The UN Sustainable Development Goals set a target of ensuring universal access to reproductive health care services by 2030, including for family planning, information and education, and the integration of reproductive health into national strategies and programmes. Providing family planning services is one of the most cost-effective public health interventions, contributing to significant reductions in maternal mortality and morbidity as well as overall socio‑economic development (UNFPA, 2019[1]).
Reproductive health requires having access to effective methods of contraception and appropriate health care through pregnancy and childbirth, to allow women and their partners to make decisions on fertility and provide parents with the best chance of having a healthy baby. Women who have access to contraception can protect themselves from unwanted pregnancy. Spacing births can also have positive benefits on both the reproductive health of the mother and the overall health and well-being of the child.
Modern contraceptive methods are more effective than traditional ones (WHO/Johns Hopkins Bloomberg School of Public Health, 2018[2]). The prevalence of modern methods use varies across countries and territories in Asia-Pacific. It was high on average across high-income and upper-middle-income countries and territories (59.2% and 62.0%, respectively). In a few of these countries and territories including China (80.5%), New Zealand (74.7%), Thailand (71.3%), and DPRK (68.8%), at least two‑thirds of married or in-union women of reproductive age reported using modern contraceptive methods (Figure 4.1).The average prevalence was low in lower-middle- and low-income countries and territories (47%). In the Solomon Islands, Pakistan, and Papua New Guinea, less than one out of three married or in-union women reported using any modern method.

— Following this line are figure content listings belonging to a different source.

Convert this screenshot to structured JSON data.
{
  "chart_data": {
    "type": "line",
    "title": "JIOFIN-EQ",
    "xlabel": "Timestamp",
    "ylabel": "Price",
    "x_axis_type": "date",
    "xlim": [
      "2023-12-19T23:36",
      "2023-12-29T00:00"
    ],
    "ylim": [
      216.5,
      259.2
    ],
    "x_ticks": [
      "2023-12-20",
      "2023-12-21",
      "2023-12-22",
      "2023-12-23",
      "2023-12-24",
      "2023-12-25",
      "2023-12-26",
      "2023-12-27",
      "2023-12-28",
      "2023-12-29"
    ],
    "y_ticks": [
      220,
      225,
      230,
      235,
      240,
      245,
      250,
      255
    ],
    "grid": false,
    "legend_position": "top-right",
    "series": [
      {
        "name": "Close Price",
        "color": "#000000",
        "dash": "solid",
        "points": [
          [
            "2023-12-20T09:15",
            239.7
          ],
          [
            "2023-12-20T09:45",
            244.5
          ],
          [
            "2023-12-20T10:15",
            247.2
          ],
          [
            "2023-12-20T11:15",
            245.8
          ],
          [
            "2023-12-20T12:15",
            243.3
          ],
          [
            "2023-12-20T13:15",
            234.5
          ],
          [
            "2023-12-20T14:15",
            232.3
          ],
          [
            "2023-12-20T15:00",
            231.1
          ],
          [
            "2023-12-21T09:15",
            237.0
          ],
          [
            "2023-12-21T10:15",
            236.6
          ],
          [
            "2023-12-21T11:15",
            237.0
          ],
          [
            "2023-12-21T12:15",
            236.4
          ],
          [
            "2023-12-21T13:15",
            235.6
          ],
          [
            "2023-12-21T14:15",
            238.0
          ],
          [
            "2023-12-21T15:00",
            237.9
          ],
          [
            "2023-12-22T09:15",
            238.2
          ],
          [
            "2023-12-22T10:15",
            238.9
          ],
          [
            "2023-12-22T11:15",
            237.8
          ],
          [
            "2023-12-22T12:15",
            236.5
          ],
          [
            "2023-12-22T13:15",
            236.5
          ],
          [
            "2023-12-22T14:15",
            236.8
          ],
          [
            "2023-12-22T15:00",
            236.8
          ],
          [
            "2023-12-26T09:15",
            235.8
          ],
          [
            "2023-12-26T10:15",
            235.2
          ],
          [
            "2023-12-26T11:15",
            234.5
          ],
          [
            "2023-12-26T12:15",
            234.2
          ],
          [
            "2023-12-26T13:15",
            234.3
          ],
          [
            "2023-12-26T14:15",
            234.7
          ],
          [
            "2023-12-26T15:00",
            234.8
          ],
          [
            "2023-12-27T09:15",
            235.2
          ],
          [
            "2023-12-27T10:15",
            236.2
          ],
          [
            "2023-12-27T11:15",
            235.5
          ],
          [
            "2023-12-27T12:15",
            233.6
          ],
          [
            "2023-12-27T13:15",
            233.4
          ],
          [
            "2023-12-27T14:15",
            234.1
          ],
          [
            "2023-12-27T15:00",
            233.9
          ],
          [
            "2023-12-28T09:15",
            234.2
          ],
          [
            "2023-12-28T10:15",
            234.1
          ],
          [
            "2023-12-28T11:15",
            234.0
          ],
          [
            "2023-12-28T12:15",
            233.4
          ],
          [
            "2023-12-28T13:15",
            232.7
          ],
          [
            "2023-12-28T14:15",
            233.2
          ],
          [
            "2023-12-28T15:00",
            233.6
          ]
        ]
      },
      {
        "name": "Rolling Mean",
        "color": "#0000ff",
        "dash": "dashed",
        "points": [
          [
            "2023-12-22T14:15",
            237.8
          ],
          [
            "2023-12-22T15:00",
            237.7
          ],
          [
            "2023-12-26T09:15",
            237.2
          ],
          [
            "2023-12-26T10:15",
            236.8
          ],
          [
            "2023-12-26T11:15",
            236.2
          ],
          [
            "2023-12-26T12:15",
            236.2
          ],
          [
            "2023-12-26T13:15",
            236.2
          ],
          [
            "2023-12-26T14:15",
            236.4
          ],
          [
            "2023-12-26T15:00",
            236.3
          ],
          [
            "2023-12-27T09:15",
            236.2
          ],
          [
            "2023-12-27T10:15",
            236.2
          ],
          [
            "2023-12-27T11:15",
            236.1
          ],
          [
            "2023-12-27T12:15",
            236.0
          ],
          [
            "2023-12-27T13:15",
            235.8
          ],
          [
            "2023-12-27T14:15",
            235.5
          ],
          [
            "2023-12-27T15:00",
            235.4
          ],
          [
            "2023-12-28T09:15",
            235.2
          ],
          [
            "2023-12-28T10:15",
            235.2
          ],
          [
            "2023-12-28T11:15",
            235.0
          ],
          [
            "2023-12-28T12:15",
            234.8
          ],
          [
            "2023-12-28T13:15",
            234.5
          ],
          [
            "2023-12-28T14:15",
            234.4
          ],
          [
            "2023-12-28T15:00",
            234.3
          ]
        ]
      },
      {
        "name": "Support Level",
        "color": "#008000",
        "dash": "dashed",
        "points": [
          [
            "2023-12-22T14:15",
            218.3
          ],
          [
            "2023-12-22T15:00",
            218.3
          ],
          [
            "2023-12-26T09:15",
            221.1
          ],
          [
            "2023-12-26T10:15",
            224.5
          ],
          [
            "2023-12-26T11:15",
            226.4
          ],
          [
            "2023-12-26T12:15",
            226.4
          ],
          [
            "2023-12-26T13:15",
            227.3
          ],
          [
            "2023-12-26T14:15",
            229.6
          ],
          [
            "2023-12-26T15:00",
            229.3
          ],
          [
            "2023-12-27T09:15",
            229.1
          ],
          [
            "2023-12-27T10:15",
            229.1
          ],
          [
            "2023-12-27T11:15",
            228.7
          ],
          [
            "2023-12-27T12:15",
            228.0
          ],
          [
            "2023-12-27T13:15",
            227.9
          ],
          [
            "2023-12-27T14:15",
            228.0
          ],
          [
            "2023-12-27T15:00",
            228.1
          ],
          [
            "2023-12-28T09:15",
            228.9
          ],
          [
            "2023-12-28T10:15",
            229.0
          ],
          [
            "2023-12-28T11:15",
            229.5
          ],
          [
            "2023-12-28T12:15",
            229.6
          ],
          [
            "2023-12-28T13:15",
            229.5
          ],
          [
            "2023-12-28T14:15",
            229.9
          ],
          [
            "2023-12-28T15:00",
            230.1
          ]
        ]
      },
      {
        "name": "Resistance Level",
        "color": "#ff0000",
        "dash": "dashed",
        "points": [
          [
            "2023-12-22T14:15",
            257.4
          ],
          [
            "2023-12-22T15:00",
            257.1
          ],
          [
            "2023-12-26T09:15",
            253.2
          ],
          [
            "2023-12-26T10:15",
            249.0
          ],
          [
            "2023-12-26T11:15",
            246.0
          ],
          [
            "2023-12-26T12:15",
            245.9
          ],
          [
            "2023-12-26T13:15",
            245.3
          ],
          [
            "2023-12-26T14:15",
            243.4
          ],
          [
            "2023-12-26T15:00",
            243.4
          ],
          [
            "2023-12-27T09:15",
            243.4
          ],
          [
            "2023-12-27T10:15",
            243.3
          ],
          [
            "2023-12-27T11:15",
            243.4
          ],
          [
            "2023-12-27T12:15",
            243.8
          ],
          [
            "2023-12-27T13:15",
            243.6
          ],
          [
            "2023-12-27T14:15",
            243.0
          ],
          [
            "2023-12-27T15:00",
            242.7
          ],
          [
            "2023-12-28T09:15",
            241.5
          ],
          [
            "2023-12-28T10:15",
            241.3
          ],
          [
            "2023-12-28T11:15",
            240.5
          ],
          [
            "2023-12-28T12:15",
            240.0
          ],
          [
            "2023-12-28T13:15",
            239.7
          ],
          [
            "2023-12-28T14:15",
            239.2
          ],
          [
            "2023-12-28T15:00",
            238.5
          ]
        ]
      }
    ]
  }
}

Based on population sizes, fertility rates, social welfare policies and regulations and service availability, differences in demand for family planning satisfied with modern methods exist in all reporting Asia-Pacific countries. In Nepal, demand satisfied is 34 percentage points higher amongst women with lowest education than amongst women with highest education, with a similar pattern observed in other reporting countries. (Figure 4.2). In Mongolia, demand satisfied is 13 percentage points higher amongst women living in rural areas than amongst those living in urban areas (72% versus 59%), while the proportion of women living in urban areas reporting demand for family planning satisfied is slightly higher than the proportion of women living in rural areas in Bangladesh (79% versus 77%), Pakistan (59% versus 56%) and Viet Nam (74% versus 71%). Based on income levels, the demand satisfied is 15 percentage points higher amongst women from households in the lowest income quintile than amongst women in the highest quintile in Mongolia (75% versus 60%), while the proportion of women in the highest income quintile reporting demand for family planning satisfied is higher than the proportion of women in the lowest income quintile in Pakistan (59% versus 54%) and Viet Nam (77% versus 75%) (Figure 4.2). Evidence suggests that demand for family planning not satisfied is high amongst adolescents and youth in Asia-Pacific countries and territories where the average age of marriage is low and gender inequality is high (UNESCAP, 2018[3]).